一欠片の油断も無かったのか問われれば、油断はあったとしか言いようがないな。例え見えずとも警戒のしようはあるのだから……。
私だけではなくこの場にいる誰もが真祖へ大打撃を与え、ほぼ討伐に近い形へもっていったと思っていた。
私が先ほど自分で言ったことと重なるが、「真祖は生き汚く、完全に消滅するまでは安心できないこと」を把握しているにも関わらず。
もちろん、緊張の糸は緩めてなどいない。普通の攻撃ならばすぐに気が付いた。
しかし、真祖が隠遁で気配を断ち、血で出来た鞭を出してくることは予想だにしていなかった……。
これほど狡猾な手を使ってくるとは、これまでの真祖の動きからまるで想像ができなかったのだ。

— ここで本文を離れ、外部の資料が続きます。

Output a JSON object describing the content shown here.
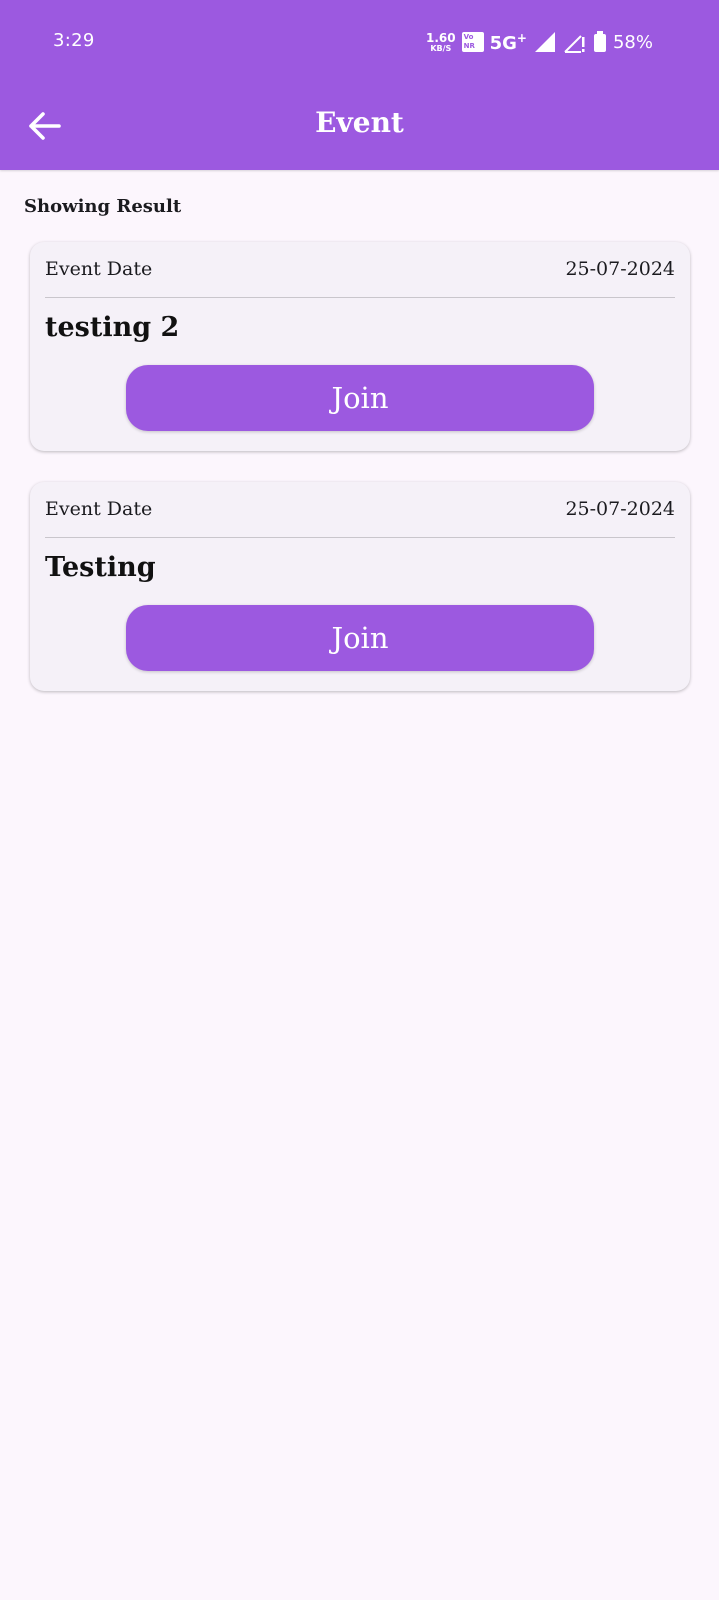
{
  "status_bar": {
    "time": "3:29",
    "net_speed_value": "1.60",
    "net_speed_unit": "KB/S",
    "volte_top": "Vo",
    "volte_bottom": "NR",
    "network_type": "5G",
    "network_plus": "+",
    "battery_percent": "58%"
  },
  "app_bar": {
    "title": "Event",
    "back_icon": "arrow-left-icon"
  },
  "results_label": "Showing Result",
  "events": [
    {
      "date_label": "Event Date",
      "date": "25-07-2024",
      "name": "testing 2",
      "button_label": "Join"
    },
    {
      "date_label": "Event Date",
      "date": "25-07-2024",
      "name": "Testing",
      "button_label": "Join"
    }
  ],
  "colors": {
    "primary": "#9c59e0",
    "background": "#fcf6fd",
    "card": "#f5f1f8"
  }
}
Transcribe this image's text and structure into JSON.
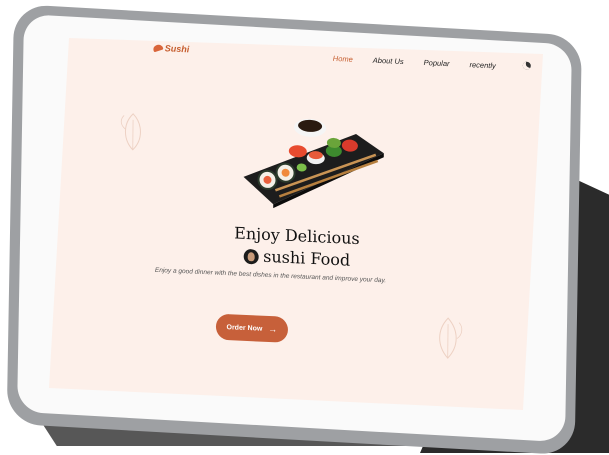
{
  "logo": {
    "text": "Sushi"
  },
  "nav": {
    "items": [
      {
        "label": "Home",
        "active": true
      },
      {
        "label": "About Us",
        "active": false
      },
      {
        "label": "Popular",
        "active": false
      },
      {
        "label": "recently",
        "active": false
      }
    ],
    "theme_icon": "moon-icon"
  },
  "hero": {
    "title_line1": "Enjoy Delicious",
    "title_line2": "sushi Food",
    "description": "Enjoy a good dinner with the best dishes in the restaurant and improve your day.",
    "cta_label": "Order Now",
    "cta_icon": "arrow-right-icon"
  },
  "colors": {
    "accent": "#c7603a",
    "screen_bg": "#fdf0ea",
    "device_frame": "#9ea0a3",
    "stand": "#2b2b2b"
  }
}
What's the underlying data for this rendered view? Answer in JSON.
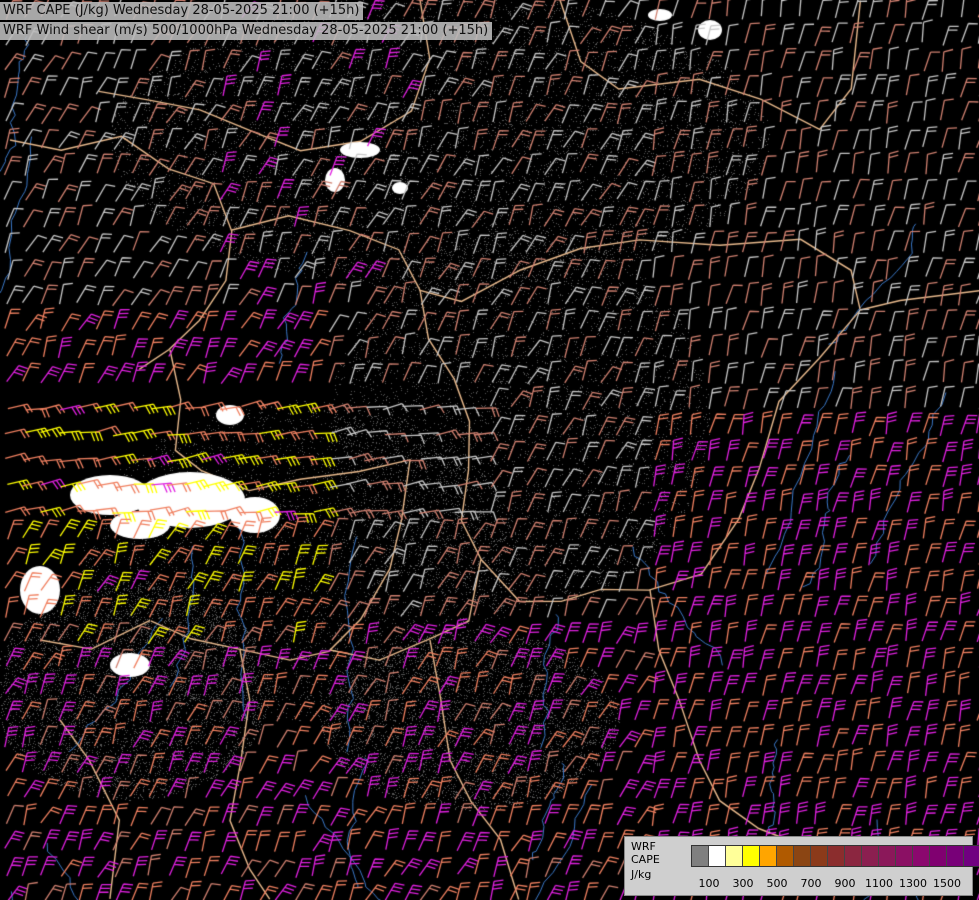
{
  "titles": {
    "line1": "WRF CAPE (J/kg) Wednesday 28-05-2025 21:00 (+15h)",
    "line2": "WRF Wind shear (m/s) 500/1000hPa Wednesday 28-05-2025 21:00 (+15h)"
  },
  "legend": {
    "caption_line1": "WRF",
    "caption_line2": "CAPE",
    "caption_line3": "J/kg",
    "colors": [
      "#7f7f7f",
      "#ffffff",
      "#ffff99",
      "#ffff00",
      "#ffa500",
      "#b05a00",
      "#8b4513",
      "#8b3a1a",
      "#8b2d2d",
      "#8b2640",
      "#8b1f50",
      "#8b185a",
      "#8b1064",
      "#8b086e",
      "#800070",
      "#780078",
      "#700080"
    ],
    "tick_labels": [
      "100",
      "300",
      "500",
      "700",
      "900",
      "1100",
      "1300",
      "1500"
    ]
  },
  "map": {
    "colors": {
      "background": "#000000",
      "stipple": "#555555",
      "border": "#e8b98c",
      "river": "#3a78c8",
      "barb_low": "#c8c8c8",
      "barb_mid": "#d08070",
      "barb_orange": "#f08060",
      "barb_high": "#e020e0",
      "barb_extreme": "#ffff00",
      "cape_patch": "#ffffff"
    }
  }
}
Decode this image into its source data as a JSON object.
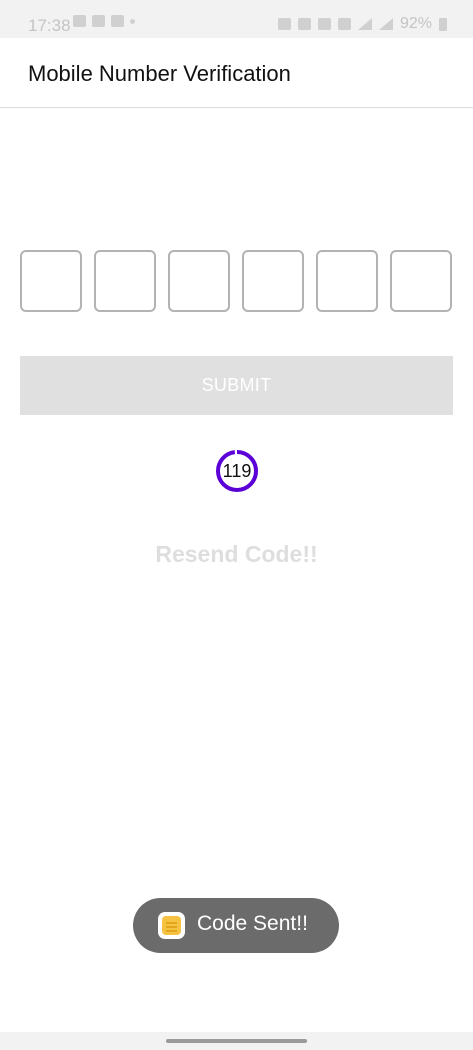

警戒を解いていない証拠に、私の目はずっと真祖の気配を探り続けている。
だから、元は真祖のモノだった赤紫の煙は先程から一歩たりとも動いてはいないことだって分かっていた。
「え……」
私の声に反応したシャルロットが上を見上げた。
その時、シャルロットは何者かに右側から腰へ手を回され、グイッと引き寄せられた。
一体誰に? 彼女を助けに入れるような人物は近くにいなかったはず……。
そう、先ほどまで確かにそこには誰もいなかった。
しかし、何もない空間から突如、一人の男が出現したのだ。
男はキツネを模した仮面で鼻から上を覆い、日ノ本でよく見る部屋着である着流しを着ていた。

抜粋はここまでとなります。